Another early discovery was the tough-nosed yet deeply-felt struggle and strength of Anne Menebroker’s work. She was in a lot of my target magazines — places I tried with early poems — and there was always something so steady and maternal about her lines, and a down-to-earth sense of no bullshit about her work. She was just rock-solid poem to poem. This book, Tiny Teeth, collected loads of work from Wormwood Review — a true titan among the small press scene for decades — and I jumped at the chance to have so many poems gathered together in one spot.
Mike Kriesel’s Feeding My Heart to the Wind is, like haiku-poets of old, razor-sharp and sweeping, with compact poems covering an array of rural, Midwestern experiences with a piercing eye and open heart. To top that all off, the production by sunnyoutside — letterpress covers, saddle-sewn — showed me that a book need not be huge to read huge. I was honored to eventually land a manuscript at sunnyoutside, and shocked to share a press with such amazing writers.
Quiet as a press, with books only landing occasionally, yet when Centennial Press does one up, they really shake the branches. Like Huffstickler, William Taylor Jr’s poems were (and are!) great every time I ran across them and when this book was coming out, I was really excited. And when it landed on my doorstep — even more so. The beautiful card cover and thick, rich paper stock along with typesetting that paid attention to every detail, I realized that the limits of design — so often forced by cost — sometimes just need to be ignored. I knew Centennial to have a strong base in graphic design (their Anthills magazine was proof positive), and it convinced me that finding professional design help was a must. I love everything about the book, and have even given away a couple copies.
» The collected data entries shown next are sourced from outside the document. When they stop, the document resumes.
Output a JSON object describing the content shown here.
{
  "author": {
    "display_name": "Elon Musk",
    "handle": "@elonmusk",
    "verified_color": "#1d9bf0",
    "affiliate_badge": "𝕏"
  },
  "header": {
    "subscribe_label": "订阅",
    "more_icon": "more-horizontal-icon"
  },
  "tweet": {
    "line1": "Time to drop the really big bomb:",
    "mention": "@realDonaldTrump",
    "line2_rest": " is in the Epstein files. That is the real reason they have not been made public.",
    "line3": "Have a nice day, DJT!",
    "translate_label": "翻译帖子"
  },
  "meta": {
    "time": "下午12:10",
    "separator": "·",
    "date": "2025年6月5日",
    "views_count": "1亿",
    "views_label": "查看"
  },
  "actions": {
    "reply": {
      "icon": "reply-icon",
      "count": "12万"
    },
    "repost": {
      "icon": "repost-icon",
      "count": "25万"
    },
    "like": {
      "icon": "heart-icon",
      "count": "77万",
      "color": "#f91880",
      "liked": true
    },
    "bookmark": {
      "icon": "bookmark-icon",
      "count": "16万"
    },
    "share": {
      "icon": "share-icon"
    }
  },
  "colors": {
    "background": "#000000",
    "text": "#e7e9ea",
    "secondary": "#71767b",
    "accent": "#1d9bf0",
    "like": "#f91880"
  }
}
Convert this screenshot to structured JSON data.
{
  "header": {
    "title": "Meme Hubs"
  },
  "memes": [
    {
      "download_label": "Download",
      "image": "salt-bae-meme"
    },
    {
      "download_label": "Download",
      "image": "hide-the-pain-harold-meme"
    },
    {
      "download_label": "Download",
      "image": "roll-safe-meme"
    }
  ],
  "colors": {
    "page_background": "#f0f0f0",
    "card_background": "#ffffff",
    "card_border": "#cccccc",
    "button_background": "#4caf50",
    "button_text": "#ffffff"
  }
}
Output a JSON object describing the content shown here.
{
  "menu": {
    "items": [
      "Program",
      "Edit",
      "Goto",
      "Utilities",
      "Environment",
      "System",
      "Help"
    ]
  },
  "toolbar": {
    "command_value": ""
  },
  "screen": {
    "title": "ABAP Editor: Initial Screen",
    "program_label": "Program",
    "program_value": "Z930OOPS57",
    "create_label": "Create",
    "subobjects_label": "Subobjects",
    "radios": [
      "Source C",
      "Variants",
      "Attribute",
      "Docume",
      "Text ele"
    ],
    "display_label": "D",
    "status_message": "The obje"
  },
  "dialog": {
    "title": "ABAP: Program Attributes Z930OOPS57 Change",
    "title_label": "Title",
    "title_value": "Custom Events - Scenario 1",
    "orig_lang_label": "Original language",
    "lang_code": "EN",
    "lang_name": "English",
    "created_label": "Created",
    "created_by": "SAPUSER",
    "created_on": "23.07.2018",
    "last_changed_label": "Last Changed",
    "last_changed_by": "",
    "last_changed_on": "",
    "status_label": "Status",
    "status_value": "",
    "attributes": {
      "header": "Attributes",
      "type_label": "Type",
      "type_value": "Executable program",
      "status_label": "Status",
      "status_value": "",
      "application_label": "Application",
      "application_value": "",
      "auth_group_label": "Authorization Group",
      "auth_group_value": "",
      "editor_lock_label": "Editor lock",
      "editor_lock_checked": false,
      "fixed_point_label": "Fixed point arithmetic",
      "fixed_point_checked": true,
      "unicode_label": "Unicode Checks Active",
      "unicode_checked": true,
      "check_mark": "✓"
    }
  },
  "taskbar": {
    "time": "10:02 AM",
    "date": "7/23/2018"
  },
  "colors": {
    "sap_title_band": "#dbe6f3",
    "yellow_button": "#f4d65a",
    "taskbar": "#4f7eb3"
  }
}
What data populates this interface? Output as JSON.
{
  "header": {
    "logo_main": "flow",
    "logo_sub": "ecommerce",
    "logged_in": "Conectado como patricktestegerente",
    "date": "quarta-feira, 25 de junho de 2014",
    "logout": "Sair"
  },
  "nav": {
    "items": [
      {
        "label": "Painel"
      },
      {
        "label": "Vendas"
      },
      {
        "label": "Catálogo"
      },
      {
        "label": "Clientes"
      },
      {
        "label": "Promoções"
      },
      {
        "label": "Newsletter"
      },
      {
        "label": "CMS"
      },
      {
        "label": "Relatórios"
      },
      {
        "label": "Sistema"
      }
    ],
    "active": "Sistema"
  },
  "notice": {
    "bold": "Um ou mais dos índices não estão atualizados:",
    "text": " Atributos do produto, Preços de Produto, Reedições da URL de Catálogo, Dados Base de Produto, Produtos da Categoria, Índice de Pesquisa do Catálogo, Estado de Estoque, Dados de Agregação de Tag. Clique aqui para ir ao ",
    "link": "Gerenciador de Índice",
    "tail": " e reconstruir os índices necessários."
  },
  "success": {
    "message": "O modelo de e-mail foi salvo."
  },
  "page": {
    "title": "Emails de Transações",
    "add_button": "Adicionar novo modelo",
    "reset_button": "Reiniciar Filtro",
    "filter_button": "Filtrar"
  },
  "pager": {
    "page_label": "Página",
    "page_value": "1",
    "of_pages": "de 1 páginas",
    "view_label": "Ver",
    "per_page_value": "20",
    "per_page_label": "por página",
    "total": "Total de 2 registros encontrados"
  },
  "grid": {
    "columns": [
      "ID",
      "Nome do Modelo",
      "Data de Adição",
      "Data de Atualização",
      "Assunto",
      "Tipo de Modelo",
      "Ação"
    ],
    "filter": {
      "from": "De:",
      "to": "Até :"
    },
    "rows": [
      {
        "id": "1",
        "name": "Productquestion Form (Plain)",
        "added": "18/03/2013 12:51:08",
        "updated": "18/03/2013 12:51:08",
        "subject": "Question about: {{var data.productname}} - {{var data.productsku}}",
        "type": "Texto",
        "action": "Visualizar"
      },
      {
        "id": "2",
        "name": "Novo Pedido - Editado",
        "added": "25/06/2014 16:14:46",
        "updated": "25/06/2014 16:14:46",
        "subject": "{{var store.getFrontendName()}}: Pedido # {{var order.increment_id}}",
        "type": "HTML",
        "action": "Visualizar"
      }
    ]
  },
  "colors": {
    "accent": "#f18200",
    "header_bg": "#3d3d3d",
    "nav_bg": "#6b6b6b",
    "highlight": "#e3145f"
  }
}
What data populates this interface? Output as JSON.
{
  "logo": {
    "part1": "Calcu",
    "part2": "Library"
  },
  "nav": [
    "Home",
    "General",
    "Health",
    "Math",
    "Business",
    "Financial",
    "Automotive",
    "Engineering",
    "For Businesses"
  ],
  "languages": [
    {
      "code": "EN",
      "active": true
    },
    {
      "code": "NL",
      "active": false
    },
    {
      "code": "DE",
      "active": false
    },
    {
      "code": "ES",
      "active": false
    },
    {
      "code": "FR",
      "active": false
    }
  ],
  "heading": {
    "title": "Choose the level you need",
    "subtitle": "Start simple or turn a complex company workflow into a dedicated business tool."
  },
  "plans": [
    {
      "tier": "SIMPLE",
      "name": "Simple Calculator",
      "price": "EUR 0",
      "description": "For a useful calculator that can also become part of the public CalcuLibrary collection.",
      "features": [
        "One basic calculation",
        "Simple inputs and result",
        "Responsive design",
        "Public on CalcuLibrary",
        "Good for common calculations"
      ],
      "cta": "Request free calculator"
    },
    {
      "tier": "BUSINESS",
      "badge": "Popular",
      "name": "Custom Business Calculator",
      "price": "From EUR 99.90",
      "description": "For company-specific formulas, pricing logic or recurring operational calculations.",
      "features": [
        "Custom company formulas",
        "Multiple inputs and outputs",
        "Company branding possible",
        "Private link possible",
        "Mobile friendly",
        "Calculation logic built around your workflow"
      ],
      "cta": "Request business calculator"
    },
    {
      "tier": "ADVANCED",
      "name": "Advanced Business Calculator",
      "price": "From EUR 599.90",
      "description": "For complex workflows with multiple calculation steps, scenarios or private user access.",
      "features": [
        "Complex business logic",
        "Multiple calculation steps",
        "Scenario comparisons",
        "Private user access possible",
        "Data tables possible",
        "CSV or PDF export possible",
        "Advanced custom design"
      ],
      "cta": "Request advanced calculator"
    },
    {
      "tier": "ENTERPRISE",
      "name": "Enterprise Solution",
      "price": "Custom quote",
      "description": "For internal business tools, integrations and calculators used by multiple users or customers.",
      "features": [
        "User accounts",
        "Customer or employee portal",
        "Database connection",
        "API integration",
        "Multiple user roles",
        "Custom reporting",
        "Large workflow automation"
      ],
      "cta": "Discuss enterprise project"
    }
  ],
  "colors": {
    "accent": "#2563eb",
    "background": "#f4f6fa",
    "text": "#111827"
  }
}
It was with Rebecca Schmejda’s Cadillac Men that I witnessed a giant artistic leap, convincing me that not only did she have laser-focused collections in her, but maybe a novel too. Rebecca asked me to do some cover art, and NYQ Books (associated with the poetic torch-bearing New York Quarterly) was nice enough to use my atmospheric (if slightly imperfect) work. The book, while traditionally produced, felt like a high-water mark at the time…with pro-level distribution and a proud feather in both Rebecca and my respective caps! The cast of characters is riveting, and the anger and compassion for each in turn is unblinking.
And last, the project that is most responsible for my approach to small press projects and productions, the project that destroyed Bill Roberts’ wrist — but was worth it! — as Buddha smiles by Charles Bukowski. Bill, and his then-new Bottle of Smoke Press, letter-pressed 20 individual baseball-card-sized broadsides of Bukowski poems who, in 2003, was a towering figure in the small press. Using a Kelsey 5”x 8” hand press, a mere 2000 impressions later this masterpiece was complete. Click through to scroll through each, and marvel at what a single artist is capable of when determined to do something gorgeous.
Not all of these books can still be found, but if you ever do happen on them, I certainly recommend giving them a shot. Maybe you’ll be inspired to dream bigger yourselves — but even if not, you’ll have some damn fine poems to revisit over and over.